The truth lies in between, and for me, Heaney was a fine poet. I did a module on his work in university and always liked it: there was an uncommon musicality, a sense of form or style as a worthy end in itself, not just a method to convey a message. The sort of poetry that reads better aloud.
Anyway: Professor Heaney (Radio 1 Sat 6pm) is a charming, warm, enlightening two-parter (the second airs this weekend). Presented by another writer (and broadcaster), John Kelly, produced by Sinead Egan, it concentrates on the Derry man's time as a lecturer in Harvard and Oxford.
The show was charming and warm for the same reason: as well as being a mighty man of letters, Heaney was by all accounts, well, a mighty man.

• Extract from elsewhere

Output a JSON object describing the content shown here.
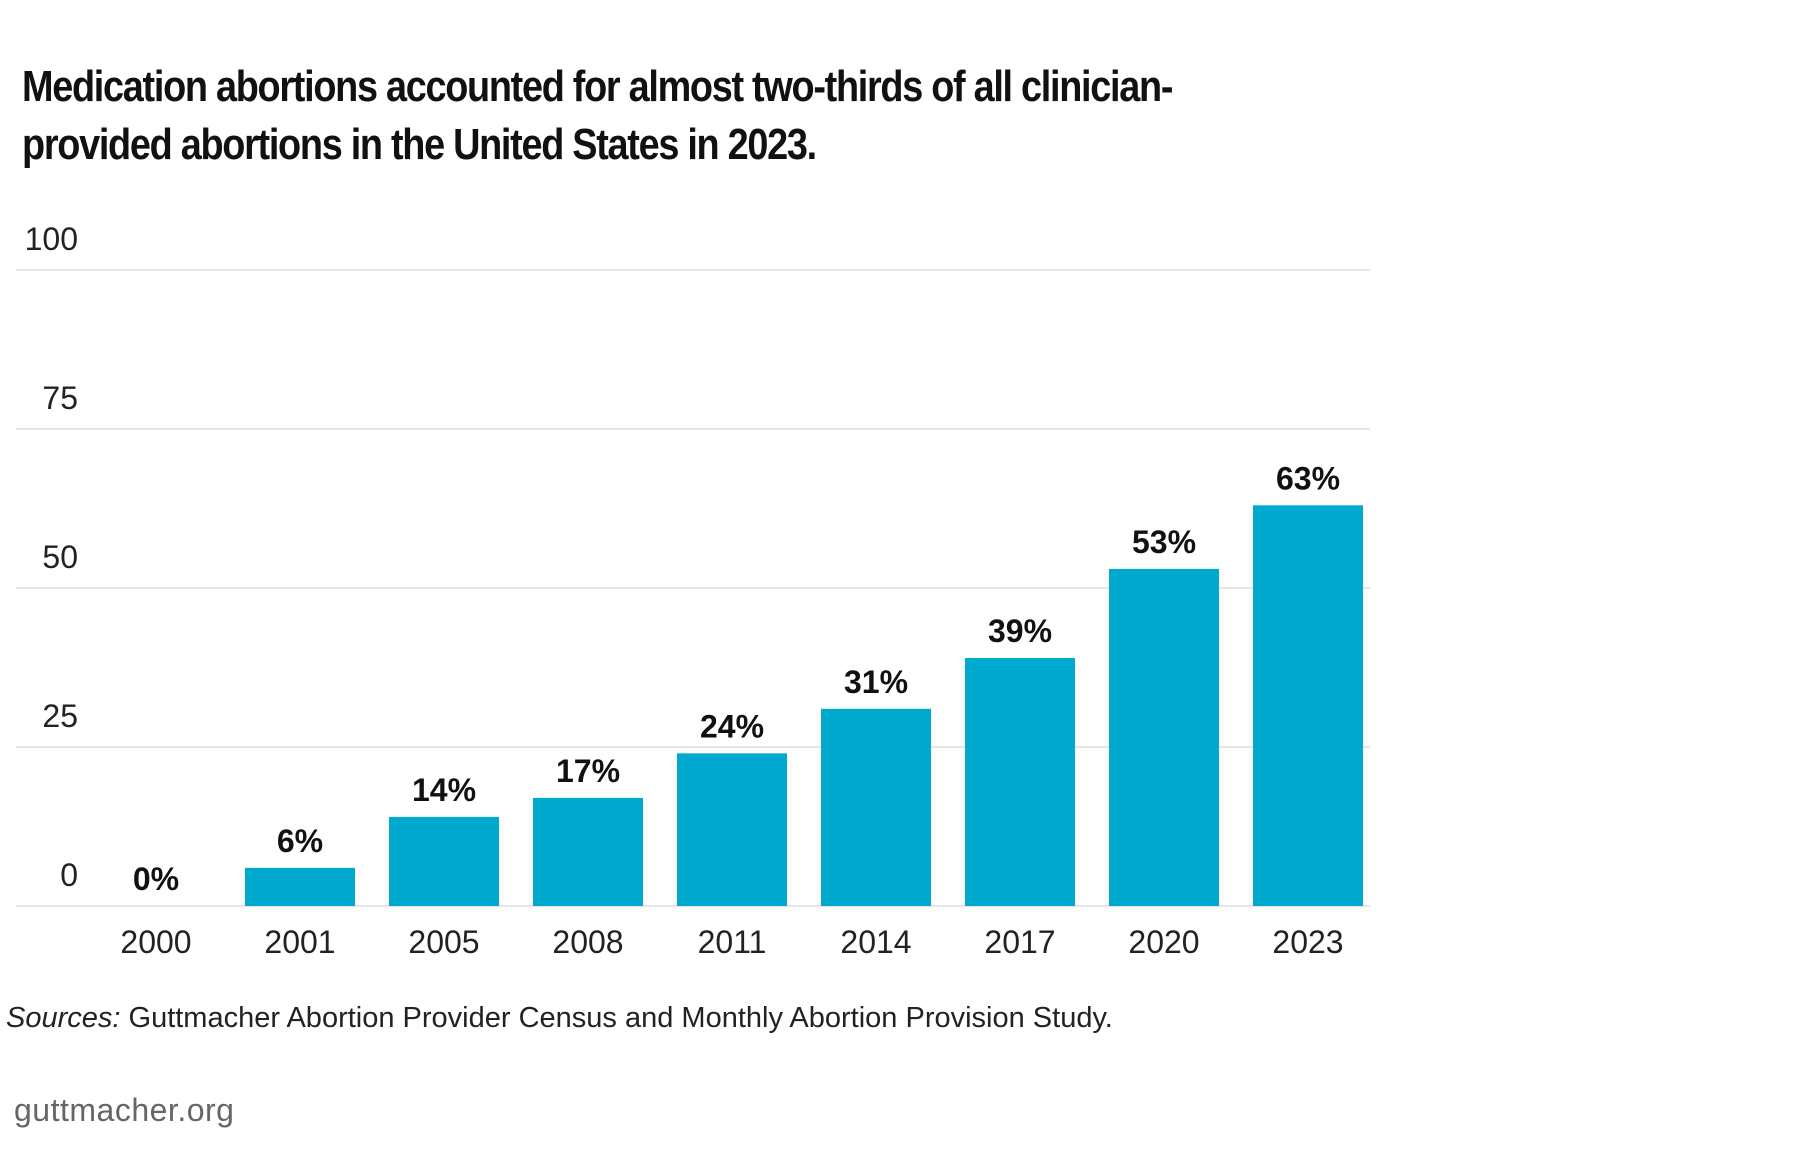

People spoke with such fondness of him; no sense of hagiography or stiff-backed determination to speak well of the dead, but sincere affection and admiration for a very decent person.
And it was enlightening, mainly because I never realised Oxford could be a dirty, dodgy, dangerous city. You think of it as virtually a real-life Hogwarts or something - muddle-headed dons cycling about, scarves and cricket, mulled wine in the "Maudlin" dorms. That sort of thing.

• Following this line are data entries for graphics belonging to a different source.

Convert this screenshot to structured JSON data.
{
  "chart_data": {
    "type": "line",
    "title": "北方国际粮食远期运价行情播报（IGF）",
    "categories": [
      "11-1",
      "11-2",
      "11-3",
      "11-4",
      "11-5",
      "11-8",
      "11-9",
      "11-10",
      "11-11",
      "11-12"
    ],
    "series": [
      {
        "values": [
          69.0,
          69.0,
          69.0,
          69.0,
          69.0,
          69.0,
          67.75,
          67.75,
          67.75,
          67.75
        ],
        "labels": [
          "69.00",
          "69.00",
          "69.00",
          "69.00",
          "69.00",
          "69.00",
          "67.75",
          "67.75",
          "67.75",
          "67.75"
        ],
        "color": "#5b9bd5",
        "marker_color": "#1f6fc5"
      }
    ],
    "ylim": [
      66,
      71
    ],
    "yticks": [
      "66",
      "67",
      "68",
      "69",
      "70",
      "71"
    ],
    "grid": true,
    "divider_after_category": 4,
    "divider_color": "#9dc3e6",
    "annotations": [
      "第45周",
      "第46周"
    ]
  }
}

But according to this, the pubs and streets could be rough; the locals didn't like outsiders and weren't shy about proving it via the judicious movement of their fists. A funny attitude to take in a town which, to all intents and purposes, would hardly exist without the colleges, but there you go.

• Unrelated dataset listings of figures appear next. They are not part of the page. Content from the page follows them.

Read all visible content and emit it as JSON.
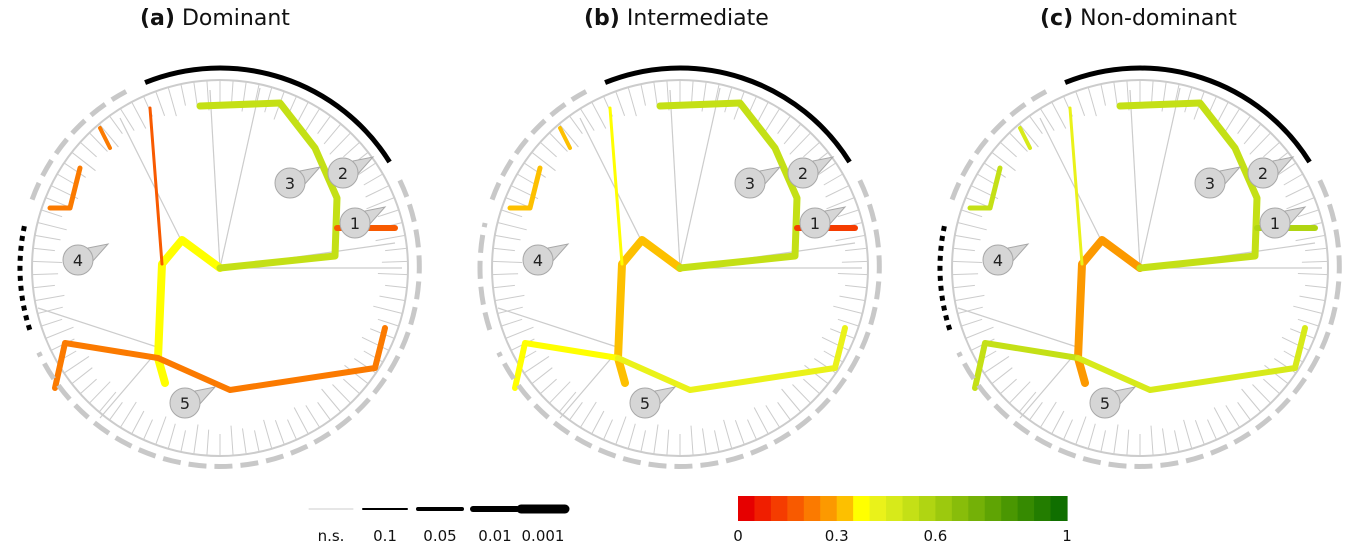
{
  "panels": [
    {
      "letter": "(a)",
      "name": "Dominant",
      "clade_labels": [
        "1",
        "2",
        "3",
        "4",
        "5"
      ]
    },
    {
      "letter": "(b)",
      "name": "Intermediate",
      "clade_labels": [
        "1",
        "2",
        "3",
        "4",
        "5"
      ]
    },
    {
      "letter": "(c)",
      "name": "Non-dominant",
      "clade_labels": [
        "1",
        "2",
        "3",
        "4",
        "5"
      ]
    }
  ],
  "significance_legend": {
    "labels": [
      "n.s.",
      "0.1",
      "0.05",
      "0.01",
      "0.001"
    ]
  },
  "color_scale": {
    "tick_labels": [
      "0",
      "0.3",
      "0.6",
      "1"
    ],
    "colors": [
      "#e60000",
      "#f01e00",
      "#f53c00",
      "#f85a00",
      "#fb7a00",
      "#fc9900",
      "#fdc000",
      "#ffff00",
      "#eaf21a",
      "#d7ea1a",
      "#c4e016",
      "#b0d512",
      "#9cc90e",
      "#88bd0a",
      "#74b107",
      "#5fa404",
      "#4a9702",
      "#368a01",
      "#237d00",
      "#106f00"
    ]
  },
  "colors": {
    "ns_branch": "#cccccc",
    "arc_significant": "#000000",
    "arc_dashed": "#c8c8c8",
    "marker_fill": "#d6d6d6",
    "marker_stroke": "#a8a8a8"
  }
}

By the time you read this, Scotland will have decided whether or not to leave the UK, barring some "hanging chad"-style debacle. There's been a lot of coverage here on Thursday's referendum, but I decided to go straight to the source to educate myself on the matter. (Shamefully, I knew almost nothing about this seismic event.)
Crossfire (BBC Radio Scotland, Sun 9am) gave a useful overview of the main themes, and a straightforward "yes or no" debate. The strange thing was how well-mannered they all were. This is the future of their country - it could be heaven or disaster - but they were polite, cheerful and non-aggressive.
Quite a contrast to the screeching monkeys of our referendums. And, like Oxford, another stereotype smashed.